Es evidente que el barrido generacional al que estamos asistiendo es indisociable de la crisis política española. Se ha producido una identificación entre la generación protagonista de la Transición —que, más que la mía, fue la anterior— y los males que nos afectan, entre los que destaca en un primerísimo plano la corrupción. Así, ha cundido la idea de que nuestro sistema político debe ser reinicializado —por usar la neolengua de nuestros tiempos binarios— y ese convencimiento, al que no le falta, sin duda, razón de ser, ha comportado que los valores mismos de la época saltaran también por los aires. Como si la Transición, por haber alumbrado unos partidos políticos y unas organizaciones sindicales que no han sido sino correas de transmisión de esos partidos, tuviera la culpa de los desmanes cometidos por sus representantes respectivos —recuérdese tan sólo que el sintagma «pacto de la Transición», hasta hace poco tan ensalzado, se ha convertido para muchos ciudadanos en un equivalente de «pacto por la corrupción»—. Y quien dice la Transición, dice, claro, la Carta Magna, su principal fruto.
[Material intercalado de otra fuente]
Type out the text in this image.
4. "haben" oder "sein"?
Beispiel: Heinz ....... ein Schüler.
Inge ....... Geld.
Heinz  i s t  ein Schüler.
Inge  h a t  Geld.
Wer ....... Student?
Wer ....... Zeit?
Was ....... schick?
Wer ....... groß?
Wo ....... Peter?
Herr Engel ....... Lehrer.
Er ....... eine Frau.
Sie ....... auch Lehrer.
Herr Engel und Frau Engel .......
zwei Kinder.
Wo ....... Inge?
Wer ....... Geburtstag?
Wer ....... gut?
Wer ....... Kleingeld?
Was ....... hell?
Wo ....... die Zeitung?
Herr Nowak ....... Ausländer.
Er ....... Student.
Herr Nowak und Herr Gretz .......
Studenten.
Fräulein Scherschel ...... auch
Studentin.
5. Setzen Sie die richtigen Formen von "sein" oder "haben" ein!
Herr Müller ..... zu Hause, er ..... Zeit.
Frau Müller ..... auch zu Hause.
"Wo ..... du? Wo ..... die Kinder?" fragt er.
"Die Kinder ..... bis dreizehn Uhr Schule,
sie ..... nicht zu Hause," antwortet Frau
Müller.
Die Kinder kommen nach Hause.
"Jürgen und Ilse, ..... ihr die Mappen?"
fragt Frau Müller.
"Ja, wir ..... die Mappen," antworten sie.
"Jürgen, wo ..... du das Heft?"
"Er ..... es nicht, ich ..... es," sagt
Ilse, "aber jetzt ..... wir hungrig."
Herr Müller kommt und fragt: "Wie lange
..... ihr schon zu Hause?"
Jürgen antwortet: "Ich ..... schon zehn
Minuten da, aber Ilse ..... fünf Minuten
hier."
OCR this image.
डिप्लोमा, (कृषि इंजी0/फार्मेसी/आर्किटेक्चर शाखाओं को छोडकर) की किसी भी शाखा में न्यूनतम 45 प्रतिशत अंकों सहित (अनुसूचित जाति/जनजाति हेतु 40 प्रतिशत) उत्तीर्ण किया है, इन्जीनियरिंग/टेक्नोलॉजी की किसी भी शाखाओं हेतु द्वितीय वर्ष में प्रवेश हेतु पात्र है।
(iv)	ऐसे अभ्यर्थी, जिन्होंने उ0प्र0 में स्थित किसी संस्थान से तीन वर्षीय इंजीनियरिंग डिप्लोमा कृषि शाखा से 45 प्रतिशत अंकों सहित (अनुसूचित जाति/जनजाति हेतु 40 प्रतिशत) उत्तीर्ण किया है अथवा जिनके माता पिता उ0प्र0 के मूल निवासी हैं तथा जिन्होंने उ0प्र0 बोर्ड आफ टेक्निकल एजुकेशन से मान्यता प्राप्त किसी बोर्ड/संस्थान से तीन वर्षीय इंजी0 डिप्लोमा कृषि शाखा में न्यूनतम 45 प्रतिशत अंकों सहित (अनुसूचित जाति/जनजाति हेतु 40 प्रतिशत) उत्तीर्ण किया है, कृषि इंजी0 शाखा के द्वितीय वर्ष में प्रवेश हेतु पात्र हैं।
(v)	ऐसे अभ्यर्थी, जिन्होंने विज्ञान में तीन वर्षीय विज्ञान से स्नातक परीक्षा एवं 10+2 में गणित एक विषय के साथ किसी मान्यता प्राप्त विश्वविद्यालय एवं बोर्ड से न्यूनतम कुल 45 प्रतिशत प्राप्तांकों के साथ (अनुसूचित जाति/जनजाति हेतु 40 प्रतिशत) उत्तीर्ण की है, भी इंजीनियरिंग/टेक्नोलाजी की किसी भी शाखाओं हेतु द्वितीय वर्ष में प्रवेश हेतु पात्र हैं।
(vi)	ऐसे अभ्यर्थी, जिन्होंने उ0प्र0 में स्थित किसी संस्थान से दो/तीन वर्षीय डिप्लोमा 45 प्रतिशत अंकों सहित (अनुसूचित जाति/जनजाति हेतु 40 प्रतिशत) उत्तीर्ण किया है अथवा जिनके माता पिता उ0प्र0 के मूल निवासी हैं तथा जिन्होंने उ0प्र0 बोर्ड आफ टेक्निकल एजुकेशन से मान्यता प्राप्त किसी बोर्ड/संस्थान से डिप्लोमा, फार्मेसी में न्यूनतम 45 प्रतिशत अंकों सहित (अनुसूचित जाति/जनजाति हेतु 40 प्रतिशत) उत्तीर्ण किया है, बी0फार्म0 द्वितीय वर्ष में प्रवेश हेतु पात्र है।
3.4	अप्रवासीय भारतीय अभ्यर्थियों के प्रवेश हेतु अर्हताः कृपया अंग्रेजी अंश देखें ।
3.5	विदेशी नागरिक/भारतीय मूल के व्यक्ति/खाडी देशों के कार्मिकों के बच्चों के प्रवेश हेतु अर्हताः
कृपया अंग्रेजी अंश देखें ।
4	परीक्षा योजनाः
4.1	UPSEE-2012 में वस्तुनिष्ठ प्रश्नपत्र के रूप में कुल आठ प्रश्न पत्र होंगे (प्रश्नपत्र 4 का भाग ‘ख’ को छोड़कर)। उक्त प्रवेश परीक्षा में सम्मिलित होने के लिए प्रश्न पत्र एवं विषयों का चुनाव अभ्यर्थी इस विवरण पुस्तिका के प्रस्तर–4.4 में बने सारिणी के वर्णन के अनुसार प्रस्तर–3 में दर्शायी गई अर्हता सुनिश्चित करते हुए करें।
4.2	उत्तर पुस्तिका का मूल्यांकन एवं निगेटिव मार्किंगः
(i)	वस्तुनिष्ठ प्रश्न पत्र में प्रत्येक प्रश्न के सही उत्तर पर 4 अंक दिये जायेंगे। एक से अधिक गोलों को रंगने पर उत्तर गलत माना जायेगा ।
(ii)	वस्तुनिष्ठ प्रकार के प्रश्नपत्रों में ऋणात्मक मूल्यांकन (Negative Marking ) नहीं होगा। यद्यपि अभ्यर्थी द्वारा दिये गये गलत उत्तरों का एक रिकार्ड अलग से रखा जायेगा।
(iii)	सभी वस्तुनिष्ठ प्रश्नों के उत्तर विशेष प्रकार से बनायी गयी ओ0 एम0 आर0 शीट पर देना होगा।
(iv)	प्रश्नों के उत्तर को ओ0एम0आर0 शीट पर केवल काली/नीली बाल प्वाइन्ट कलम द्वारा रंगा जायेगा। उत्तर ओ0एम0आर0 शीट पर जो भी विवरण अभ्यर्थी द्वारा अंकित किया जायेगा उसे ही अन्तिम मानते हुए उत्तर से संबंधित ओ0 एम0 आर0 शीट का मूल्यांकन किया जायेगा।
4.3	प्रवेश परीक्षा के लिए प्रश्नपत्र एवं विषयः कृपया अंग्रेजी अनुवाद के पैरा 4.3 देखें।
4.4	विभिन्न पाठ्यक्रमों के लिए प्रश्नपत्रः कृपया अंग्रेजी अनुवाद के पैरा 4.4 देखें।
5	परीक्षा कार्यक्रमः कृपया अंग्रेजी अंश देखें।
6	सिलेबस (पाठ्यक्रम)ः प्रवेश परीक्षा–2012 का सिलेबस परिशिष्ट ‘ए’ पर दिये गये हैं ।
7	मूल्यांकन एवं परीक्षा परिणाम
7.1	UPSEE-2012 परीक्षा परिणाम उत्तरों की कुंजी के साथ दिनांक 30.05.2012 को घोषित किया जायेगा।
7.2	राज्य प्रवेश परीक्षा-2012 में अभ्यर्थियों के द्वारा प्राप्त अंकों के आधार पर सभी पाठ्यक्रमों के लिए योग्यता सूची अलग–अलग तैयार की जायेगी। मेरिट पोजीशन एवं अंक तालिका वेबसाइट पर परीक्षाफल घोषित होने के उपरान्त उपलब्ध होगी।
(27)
El descrédito de la Constitución, la constante apelación a reformarla aunque nadie con un mínimo de autoridad haya sido aún capaz de concretar, a estas alturas, en qué debería consistir dicha reforma, son las consecuencias visibles de la erosión a que está siendo sometido nuestro sistema político —cuando es sabido que la corrupción no va a combatirse con eficacia mediante reformas constitucionales, sino elaborando leyes ad hoc—. Puestos a utilizar un argumento para esa labor de barreno de nuestra Carta Magna, muchos han recurrido al de la edad. ¿Cómo va a respetarse un marco legal que no ha podido ser votado por una porción considerable de ciudadanos? Por supuesto, bastaría con acudir a un país cualquiera de nuestro entorno con una constitución vigente desde hace décadas para demostrar lo falaz de semejante razonamiento. Pero da igual. Lo joven vende. Y empuja. El problema es que también empujan los nacionalismos y quienes, tengan la edad que tengan, no abrigan otro propósito que destruir el sistema para implantar otro en el que aquellos viejos valores de libertad, democracia y justicia, tan propios de nuestra Transición, no son, en modo alguno, prioritarios.